In 2001, the CIW initiated a boycott of Taco Bell demanding the parent company Yum! Brands pay a penny more per pound of tomatoes purchased. Tomato pickers are paid by piece rate, and at the going rate of 50 cents per bucket a worker would need to pick around 5,000 pounds of tomatoes each day to earn minimum wage. In 2005 the CIW won its first victory when Yum! Brands agreed to pay a penny more per pound for their tomatoes. As a direct result farmworkers wages almost doubled. As the penny-a-pound campaign gained traction, the CIW launched the Fair Food Program in 2010 to fully encompass worker rights including enforcement mechanisms.

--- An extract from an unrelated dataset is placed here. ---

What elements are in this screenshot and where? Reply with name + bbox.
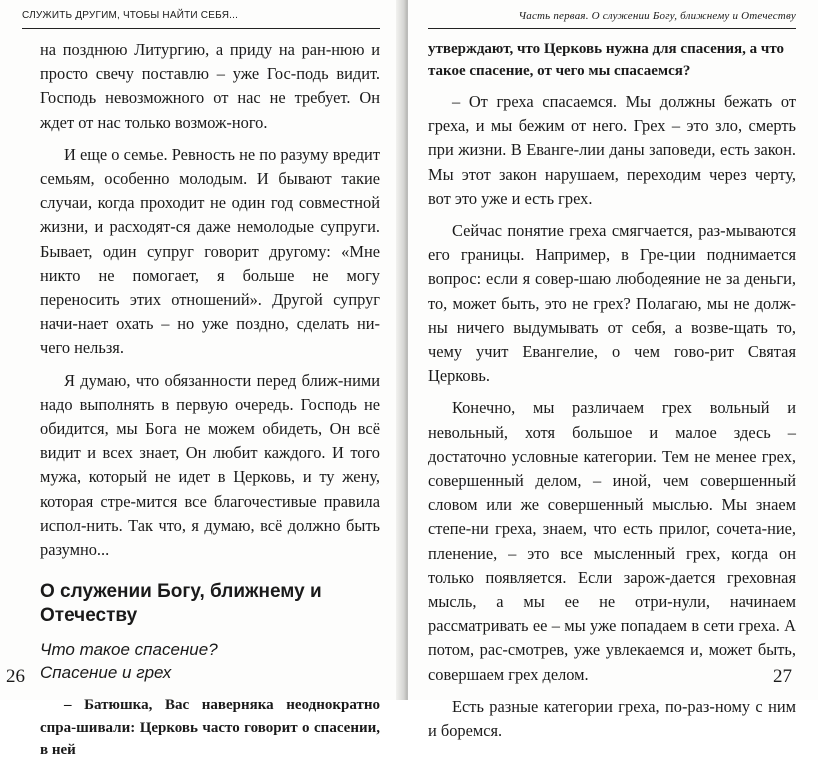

Greg Asbed, co-founder of the CIW told Truthout.org in 2013 that,“Farm labor wages could be increased 100% and the consumer wouldn’t even notice the difference. We call it the ‘reverse princess and the pea principle’: change can be felt at the bottom of the food industry with an imperceptible change at the top.”

Other companies that have signed on to the Fair Food Program include Burger King, McDonalds, Subway, Trader Joe’s, Fresh Market, Walmart, and food-service companies Bon Appétit, Compass Group, Aramark, and Sodexo. Since the program’s inception nearly $20 million of fair food premiums have been passed along to farm workers.

Participation in the program means that Ahold will purchase only CIW tomatoes, pay a premium for them (that is passed along to the field workers), and collaborate with the CIW to conduct farm audits. In addition Ahold will support the Fair Food Program both financially and through promotional campaigns. Through Ahold’s participation, worker-certified Fair Food tomatoes will reach 50 million new customers in nearly 780 new stores in 14 states.